Presentation information

[J] Oral

M (Multidisciplinary and Interdisciplinary) » M-IS Intersection

[M-IS14] Global climate change driven by the Southern Ocean and the Antarctic Ice Sheet

Mon. May 27, 2019 1:45 PM - 3:15 PM Convention Hall B (2F)

convener:Osamu Seki(Institute of Low Temperature Science, Hokkaido University), Akira Oka(Atmosphere and Ocean Research Institute, The University of Tokyo), Ryu Uemura(University of the Ryukyus), Ryosuke Makabe(National Institute of Polar Research), Chairperson:Takeshige Ishiwa(National institute of Polar Research)

2:45 PM - 3:00 PM

[MIS14-16] Ocean and material circulation in the southern part of the Australian Antarctic Basin in 2018/2019 summer - preliminary results from Kaiyomaru KY18-04 cruise

*Katsuro Katsumata1, Daisuke Hirano2, Daiki Nomura2, Kaihe Yamazaki2, Yoichiro Koh2, Masaaki Kiuchi2, Shigeru Aoki2, Hiroto Murase3 (1.JAMSTEC, 2.Hokkaido Univ., 3.NRI-FSF)

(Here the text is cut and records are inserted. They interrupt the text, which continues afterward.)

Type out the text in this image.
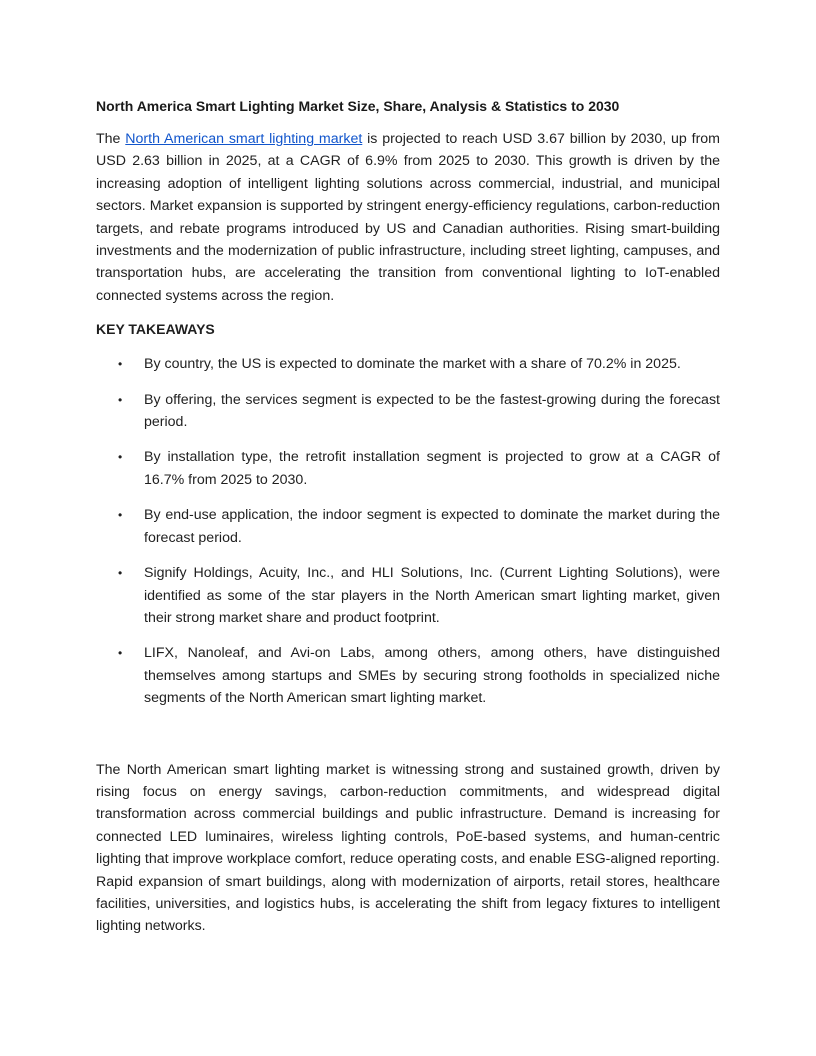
North America Smart Lighting Market Size, Share, Analysis & Statistics to 2030

The North American smart lighting market is projected to reach USD 3.67 billion by 2030, up from USD 2.63 billion in 2025, at a CAGR of 6.9% from 2025 to 2030. This growth is driven by the increasing adoption of intelligent lighting solutions across commercial, industrial, and municipal sectors. Market expansion is supported by stringent energy-efficiency regulations, carbon-reduction targets, and rebate programs introduced by US and Canadian authorities. Rising smart-building investments and the modernization of public infrastructure, including street lighting, campuses, and transportation hubs, are accelerating the transition from conventional lighting to IoT-enabled connected systems across the region.

KEY TAKEAWAYS
• By country, the US is expected to dominate the market with a share of 70.2% in 2025.
• By offering, the services segment is expected to be the fastest-growing during the forecast period.
• By installation type, the retrofit installation segment is projected to grow at a CAGR of 16.7% from 2025 to 2030.
• By end-use application, the indoor segment is expected to dominate the market during the forecast period.
• Signify Holdings, Acuity, Inc., and HLI Solutions, Inc. (Current Lighting Solutions), were identified as some of the star players in the North American smart lighting market, given their strong market share and product footprint.
• LIFX, Nanoleaf, and Avi-on Labs, among others, among others, have distinguished themselves among startups and SMEs by securing strong footholds in specialized niche segments of the North American smart lighting market.

The North American smart lighting market is witnessing strong and sustained growth, driven by rising focus on energy savings, carbon-reduction commitments, and widespread digital transformation across commercial buildings and public infrastructure. Demand is increasing for connected LED luminaires, wireless lighting controls, PoE-based systems, and human-centric lighting that improve workplace comfort, reduce operating costs, and enable ESG-aligned reporting. Rapid expansion of smart buildings, along with modernization of airports, retail stores, healthcare facilities, universities, and logistics hubs, is accelerating the shift from legacy fixtures to intelligent lighting networks.
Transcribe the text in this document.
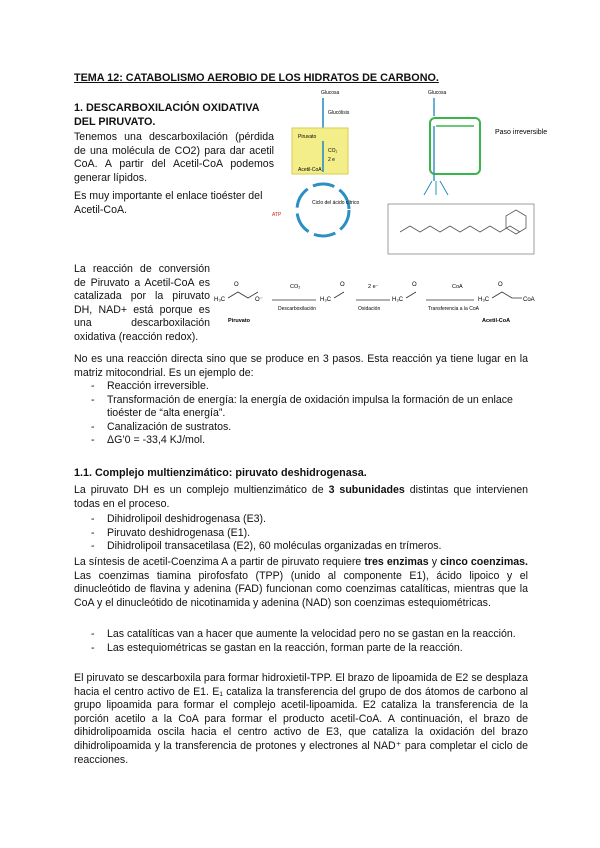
TEMA 12: CATABOLISMO AEROBIO DE LOS HIDRATOS DE CARBONO.
1. DESCARBOXILACIÓN OXIDATIVA DEL PIRUVATO.
Tenemos una descarboxilación (pérdida de una molécula de CO2) para dar acetil CoA. A partir del Acetil-CoA podemos generar lípidos.
Es muy importante el enlace tioéster del Acetil-CoA.
Glucosa
Glucólisis
Piruvato
CO₂
2 e
Acetil-CoA
Ciclo del ácido cítrico
ATP
Glucosa
Paso irreversible
La reacción de conversión de Piruvato a Acetil-CoA es catalizada por la piruvato DH, NAD+ está porque es una descarboxilación oxidativa (reacción redox).
H₃C	O⁻
O
Piruvato
CO₂
Descarboxilación
H₃C
O	2 e⁻
Oxidación
H₃C
O	CoA
Transferencia a la CoA
H₃C
O
CoA
Acetil-CoA
No es una reacción directa sino que se produce en 3 pasos. Esta reacción ya tiene lugar en la matriz mitocondrial. Es un ejemplo de:
- Reacción irreversible.
- Transformación de energía: la energía de oxidación impulsa la formación de un enlace tioéster de “alta energía”.
- Canalización de sustratos.
- ΔG’0 = -33,4 KJ/mol.
1.1. Complejo multienzimático: piruvato deshidrogenasa.
La piruvato DH es un complejo multienzimático de 3 subunidades distintas que intervienen todas en el proceso.
- Dihidrolipoil deshidrogenasa (E3).
- Piruvato deshidrogenasa (E1).
- Dihidrolipoil transacetilasa (E2), 60 moléculas organizadas en trímeros.
La síntesis de acetil-Coenzima A a partir de piruvato requiere tres enzimas y cinco coenzimas. Las coenzimas tiamina pirofosfato (TPP) (unido al componente E1), ácido lipoico y el dinucleótido de flavina y adenina (FAD) funcionan como coenzimas catalíticas, mientras que la CoA y el dinucleótido de nicotinamida y adenina (NAD) son coenzimas estequiométricas.
- Las catalíticas van a hacer que aumente la velocidad pero no se gastan en la reacción.
- Las estequiométricas se gastan en la reacción, forman parte de la reacción.
El piruvato se descarboxila para formar hidroxietil-TPP. El brazo de lipoamida de E2 se desplaza hacia el centro activo de E1. E₁ cataliza la transferencia del grupo de dos átomos de carbono al grupo lipoamida para formar el complejo acetil-lipoamida. E2 cataliza la transferencia de la porción acetilo a la CoA para formar el producto acetil-CoA. A continuación, el brazo de dihidrolipoamida oscila hacia el centro activo de E3, que cataliza la oxidación del brazo dihidrolipoamida y la transferencia de protones y electrones al NAD⁺ para completar el ciclo de reacciones.
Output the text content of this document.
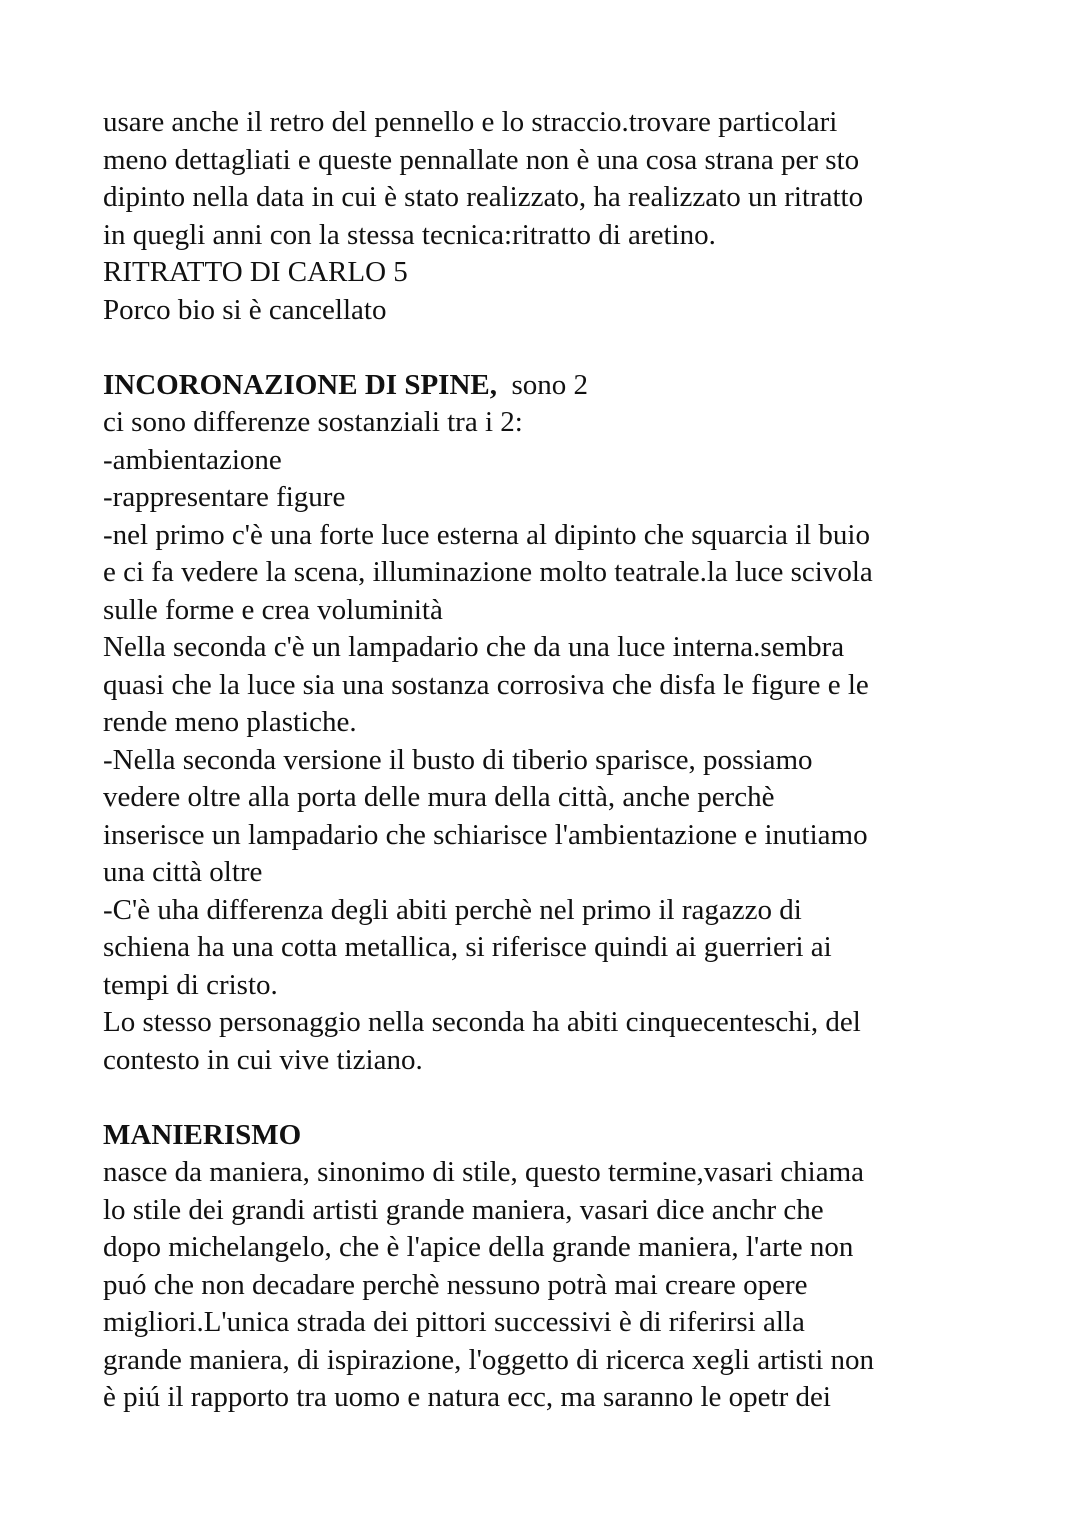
usare anche il retro del pennello e lo straccio.trovare particolari
meno dettagliati e queste pennallate non è una cosa strana per sto
dipinto nella data in cui è stato realizzato, ha realizzato un ritratto
in quegli anni con la stessa tecnica:ritratto di aretino.
RITRATTO DI CARLO 5
Porco bio si è cancellato
INCORONAZIONE DI SPINE,  sono 2
ci sono differenze sostanziali tra i 2:
-ambientazione
-rappresentare figure
-nel primo c'è una forte luce esterna al dipinto che squarcia il buio
e ci fa vedere la scena, illuminazione molto teatrale.la luce scivola
sulle forme e crea voluminità
Nella seconda c'è un lampadario che da una luce interna.sembra
quasi che la luce sia una sostanza corrosiva che disfa le figure e le
rende meno plastiche.
-Nella seconda versione il busto di tiberio sparisce, possiamo
vedere oltre alla porta delle mura della città, anche perchè
inserisce un lampadario che schiarisce l'ambientazione e inutiamo
una città oltre
-C'è uha differenza degli abiti perchè nel primo il ragazzo di
schiena ha una cotta metallica, si riferisce quindi ai guerrieri ai
tempi di cristo.
Lo stesso personaggio nella seconda ha abiti cinquecenteschi, del
contesto in cui vive tiziano.
MANIERISMO
nasce da maniera, sinonimo di stile, questo termine,vasari chiama
lo stile dei grandi artisti grande maniera, vasari dice anchr che
dopo michelangelo, che è l'apice della grande maniera, l'arte non
puó che non decadare perchè nessuno potrà mai creare opere
migliori.L'unica strada dei pittori successivi è di riferirsi alla
grande maniera, di ispirazione, l'oggetto di ricerca xegli artisti non
è piú il rapporto tra uomo e natura ecc, ma saranno le opetr dei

Keywords:Shelf circulation, Bottom water formation, carbon circulation

The Australian Antarctic Basin collects dense shelf water from the Ross Sea and off Adelie Coast along the westward-flowing Antarctic Slope Current and modifies its property through mixing before initiating the bottom branch of the meridional overturning circulations in the Indian and Pacific oceans. It is necessary to monitor the current status of the near-bottom circulation in the basin in order to understand how the recently-reported volume decrease of the Antarctic Bottom Water and changes in the atmosphere-ocean and cryosphere-ocean interactions are related. It is established that the Southern Ocean, particularly at the north of the Antarctic Circumpolar Current (ACC), acts as a sink of anthropogenic carbon through its low surface pCO2 and mode and intermediate watermass production. Then, is the south of the ACC source or sink of anthropogenic carbon with its dense shelf water production in the face of upwelling of carbon-rich deep water masses? How do these changes in the environment affect the biosphere and ecosystem in the Southern Ocean?
With these questions in mind, R/V Kaiyomaru, Japan Fishery Agency, conducted a research cruise in the basin, in proximity of its seasonal ice edge, from December 2018 to March 2019. This part of the basin has been observed by an Australian team in 1996. At the time of writing, more than 40 stations have been occupied for CTD and LADCP observations and bottle sampling, more than 80 XCTD probes have been deployed. Preliminary analysis shows the changes in the bottom water masses. The Figure below shows the CTD/LADCP/sampling stations (black dots) and XCTD deployments (crosses) for Leg1 (5 Dec 2018 to 16 Jan 2019) with AMSR2 derived ice concentration, which is a combination of west of 90E (observed on 17 Dec 2018), between 90E and 107E (24 Dec 2018) and east of 107E (31 Dec 2018). In the talk, the latest results and its outlook will be discussed.